The adventure began with a sixteen-hour flight from Dulles International to Johannesburg, broken by a refueling stop in Dakar, Senegal half-way through the flight. We spent more than half our time in South Africa, visiting Pretoria, Soweto (where we visited Nelson Mandela's historical home, just down the block from Desmond Tutu's residence — the only street in the world with homes of two Nobel Peace Prize recipients), Cape Town, the Cape of Good Hope, Stellenbosch (home of the thriving and excellent South African wine industry and a top four South African university), Uhmlanga (a Durban suburb), and Kruger National Park. We also visited Chobe National Park in Botswana, Victoria Falls in sadly oppressed Zimbabwe, and made a shorts visits to Namibia and Zambia.

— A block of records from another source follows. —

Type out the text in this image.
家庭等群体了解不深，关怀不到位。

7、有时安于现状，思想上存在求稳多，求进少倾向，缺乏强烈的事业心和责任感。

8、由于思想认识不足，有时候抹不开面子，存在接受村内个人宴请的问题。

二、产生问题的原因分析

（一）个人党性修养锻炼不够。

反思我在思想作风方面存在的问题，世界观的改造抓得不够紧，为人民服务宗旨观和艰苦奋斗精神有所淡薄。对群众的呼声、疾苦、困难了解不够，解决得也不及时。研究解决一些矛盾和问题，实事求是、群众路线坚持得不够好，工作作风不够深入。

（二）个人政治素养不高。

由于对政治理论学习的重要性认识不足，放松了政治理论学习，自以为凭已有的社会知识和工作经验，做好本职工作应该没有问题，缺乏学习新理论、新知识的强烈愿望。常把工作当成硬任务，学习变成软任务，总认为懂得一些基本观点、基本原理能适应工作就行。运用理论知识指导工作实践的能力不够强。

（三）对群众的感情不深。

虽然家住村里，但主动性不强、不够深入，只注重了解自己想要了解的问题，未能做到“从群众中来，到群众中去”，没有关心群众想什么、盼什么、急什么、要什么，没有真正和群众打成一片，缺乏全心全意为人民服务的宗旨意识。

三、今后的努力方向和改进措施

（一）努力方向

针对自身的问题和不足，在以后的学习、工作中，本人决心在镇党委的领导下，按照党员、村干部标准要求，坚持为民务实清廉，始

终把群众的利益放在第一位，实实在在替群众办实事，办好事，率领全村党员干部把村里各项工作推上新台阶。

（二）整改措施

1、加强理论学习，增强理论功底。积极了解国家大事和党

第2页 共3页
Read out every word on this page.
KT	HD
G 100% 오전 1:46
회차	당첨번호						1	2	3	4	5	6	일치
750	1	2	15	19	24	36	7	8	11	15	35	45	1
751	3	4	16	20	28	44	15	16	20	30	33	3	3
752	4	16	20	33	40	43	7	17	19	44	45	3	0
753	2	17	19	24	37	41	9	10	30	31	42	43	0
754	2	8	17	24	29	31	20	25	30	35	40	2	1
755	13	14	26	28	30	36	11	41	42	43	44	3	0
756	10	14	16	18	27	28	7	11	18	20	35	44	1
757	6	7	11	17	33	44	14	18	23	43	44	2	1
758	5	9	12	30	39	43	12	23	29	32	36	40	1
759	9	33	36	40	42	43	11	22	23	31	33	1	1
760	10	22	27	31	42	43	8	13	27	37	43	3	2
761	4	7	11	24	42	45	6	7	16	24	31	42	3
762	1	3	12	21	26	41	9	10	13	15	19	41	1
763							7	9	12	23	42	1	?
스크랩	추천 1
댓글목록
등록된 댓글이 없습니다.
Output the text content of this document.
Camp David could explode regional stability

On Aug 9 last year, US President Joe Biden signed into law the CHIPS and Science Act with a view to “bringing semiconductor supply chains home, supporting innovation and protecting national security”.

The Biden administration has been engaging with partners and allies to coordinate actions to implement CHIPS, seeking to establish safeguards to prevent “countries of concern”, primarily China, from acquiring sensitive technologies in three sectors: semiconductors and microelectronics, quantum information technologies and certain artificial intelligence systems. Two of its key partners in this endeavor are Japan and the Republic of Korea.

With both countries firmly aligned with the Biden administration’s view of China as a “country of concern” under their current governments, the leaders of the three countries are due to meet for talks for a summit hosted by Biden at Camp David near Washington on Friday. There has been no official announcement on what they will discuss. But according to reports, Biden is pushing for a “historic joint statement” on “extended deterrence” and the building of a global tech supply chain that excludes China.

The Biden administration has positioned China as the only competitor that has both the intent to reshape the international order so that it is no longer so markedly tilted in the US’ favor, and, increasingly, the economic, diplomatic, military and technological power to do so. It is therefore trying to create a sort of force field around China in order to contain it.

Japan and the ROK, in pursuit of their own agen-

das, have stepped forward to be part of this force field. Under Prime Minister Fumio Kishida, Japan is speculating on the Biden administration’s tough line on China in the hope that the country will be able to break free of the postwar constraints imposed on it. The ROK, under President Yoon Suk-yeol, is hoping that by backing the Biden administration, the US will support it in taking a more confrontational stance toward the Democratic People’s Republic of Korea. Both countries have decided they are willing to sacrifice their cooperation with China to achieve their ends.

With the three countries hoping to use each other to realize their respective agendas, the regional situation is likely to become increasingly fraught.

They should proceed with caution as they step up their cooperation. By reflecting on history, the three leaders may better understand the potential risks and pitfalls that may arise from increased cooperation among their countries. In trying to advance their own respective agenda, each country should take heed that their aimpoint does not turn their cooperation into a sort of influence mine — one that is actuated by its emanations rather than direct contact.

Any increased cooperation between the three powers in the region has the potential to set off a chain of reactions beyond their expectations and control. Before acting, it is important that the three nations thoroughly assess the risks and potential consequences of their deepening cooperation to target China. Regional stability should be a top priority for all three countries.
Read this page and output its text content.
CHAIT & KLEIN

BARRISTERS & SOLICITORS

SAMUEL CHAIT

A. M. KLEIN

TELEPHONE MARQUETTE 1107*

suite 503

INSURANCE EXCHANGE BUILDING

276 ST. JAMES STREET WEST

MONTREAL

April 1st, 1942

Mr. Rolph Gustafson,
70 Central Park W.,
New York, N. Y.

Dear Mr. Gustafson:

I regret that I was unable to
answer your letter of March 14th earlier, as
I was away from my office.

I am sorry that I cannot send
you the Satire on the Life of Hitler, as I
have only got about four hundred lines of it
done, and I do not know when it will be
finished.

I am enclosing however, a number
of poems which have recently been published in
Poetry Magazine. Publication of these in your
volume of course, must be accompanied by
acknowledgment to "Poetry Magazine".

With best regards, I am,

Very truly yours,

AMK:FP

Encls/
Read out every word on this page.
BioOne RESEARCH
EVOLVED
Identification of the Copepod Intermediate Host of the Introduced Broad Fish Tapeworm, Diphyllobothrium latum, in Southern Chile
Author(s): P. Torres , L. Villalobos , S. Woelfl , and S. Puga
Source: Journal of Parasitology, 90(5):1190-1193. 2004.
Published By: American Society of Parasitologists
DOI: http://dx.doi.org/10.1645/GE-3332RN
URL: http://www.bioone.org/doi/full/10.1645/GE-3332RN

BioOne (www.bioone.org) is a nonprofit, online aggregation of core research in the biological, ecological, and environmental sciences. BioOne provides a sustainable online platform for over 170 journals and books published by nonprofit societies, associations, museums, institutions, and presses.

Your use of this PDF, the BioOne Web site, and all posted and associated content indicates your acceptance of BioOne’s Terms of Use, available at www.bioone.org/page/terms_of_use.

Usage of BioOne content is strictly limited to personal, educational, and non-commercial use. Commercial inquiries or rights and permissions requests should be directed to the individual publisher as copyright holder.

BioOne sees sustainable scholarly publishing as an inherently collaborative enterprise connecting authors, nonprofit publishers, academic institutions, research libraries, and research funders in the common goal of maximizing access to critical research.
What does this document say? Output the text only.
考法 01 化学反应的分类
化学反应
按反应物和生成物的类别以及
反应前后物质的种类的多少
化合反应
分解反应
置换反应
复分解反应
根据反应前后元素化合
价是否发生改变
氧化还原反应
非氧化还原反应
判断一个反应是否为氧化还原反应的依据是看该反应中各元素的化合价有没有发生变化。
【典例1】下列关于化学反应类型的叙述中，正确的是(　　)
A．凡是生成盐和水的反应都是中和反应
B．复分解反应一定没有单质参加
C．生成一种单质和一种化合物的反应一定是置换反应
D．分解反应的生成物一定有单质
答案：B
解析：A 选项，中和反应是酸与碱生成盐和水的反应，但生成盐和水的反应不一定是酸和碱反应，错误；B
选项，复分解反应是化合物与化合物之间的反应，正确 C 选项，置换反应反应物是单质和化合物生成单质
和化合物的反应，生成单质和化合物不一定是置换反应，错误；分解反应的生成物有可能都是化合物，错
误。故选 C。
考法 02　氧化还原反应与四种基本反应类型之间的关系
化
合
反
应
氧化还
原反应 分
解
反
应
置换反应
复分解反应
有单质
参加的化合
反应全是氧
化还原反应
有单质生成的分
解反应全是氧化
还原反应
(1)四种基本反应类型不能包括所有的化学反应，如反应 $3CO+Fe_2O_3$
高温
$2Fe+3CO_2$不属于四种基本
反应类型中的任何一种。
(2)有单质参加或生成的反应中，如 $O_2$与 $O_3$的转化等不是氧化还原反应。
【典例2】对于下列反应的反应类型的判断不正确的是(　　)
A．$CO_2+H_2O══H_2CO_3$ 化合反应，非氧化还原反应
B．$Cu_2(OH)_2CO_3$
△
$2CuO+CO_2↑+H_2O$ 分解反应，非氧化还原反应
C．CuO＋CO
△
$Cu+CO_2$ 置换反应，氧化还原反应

One highlight of the trip took me by surprise. I would not have planned on my own to visit to the prison on Robben Island where non-white apartheid political prisoners were held, but it turned out to be memorable and moving. During a tour conducted by a man who was an inmate there for fourteen years, we saw the cell where Nelson Mandela spent eighteen years, and heard first-hand about the solidarity that developed among the men there and their collaboration in educating one another. The visit concluded with his stirring and sincere-sounding testimony that in spite of the horrors they endured, they bear no grudge, and feel genuine goodwill toward all men today.
Other highlights included a short visit to an elementary school in Victoria Falls, where students from a culture class performed amazing native dances for us and we sang our national anthems for each other. Perhaps due to the sacrifice their families make to send them to school, these children seemed more than usually engrossed in their studies. We enjoyed a sampler dinner of typical native foods, including mopani worms, at the home of a Zimbabwe family, rode an elephant, and petted lions. Most especially, we enjoyed the National Parks where we saw thousands of impala, hundreds of elephants, dozens of giraffes and zebras, and all sorts of other exotic animals running free. I've posted several videos of these animals and some tribal dancers on YouTube.
The trip acquired personal meaning far beyond the planned activities and experiences. Equally memorable were snippets of information, much of it dark in nature, gleaned along the way, like the twenty-five percent unemployment and soaring crime rates in South Africa and the total ruin of the Zimbabwe economy under the rule of Mugabe, who has not relinquished power even after being voted out of office. Zimbabwe recently adopted the United States dollar as their official currency. In contrast, Botswana is healthy and prosperous, with the soundest economy in Africa and one of the strongest worldwide. Conversations and chance encounters with locals during free time roaming also added zest and perspective. I have come to realize that the world really is one huge community, though one with many differences.
My perceptions, interpretations, and tales will take some time to settle and digest into vignettes and essays. As I get around to writing about them, my variety of memory joggers — audio, visual and written, will be a huge help, and even if I never write about them, creating this backlog of information about the trip has helped reinforce the memories. It was worth the slight effort if only for that reason.
All of these memories will be enriched by the delightful group of people we traveled with. The trip would not be the same without the mosaic of personalities involved, especially Jo and Violet, octagenarians who enthusiastically dared to ride the zip line across the gorge below Victoria Falls from Zambia to Zimbabwe. You gals set a high standard, and you are my heroines! Cheers to those of my fellow travelers who happen to click over and visit here. Please don't forget my encouragement to write the stories of your own lives.
Write now: a few well-seasoned memories of your own travels, wherever they took you, be that the good old USA, or further afield. Write about what you learned from these experiences as well as what you did. Explore how they changed you and helped you grow.
2 comments :
Wow! What an adventure! I have missed you.
Remarkable. I look forward to reading more. You are inspiring me to get myself out of the woods for an adventure in the wider world.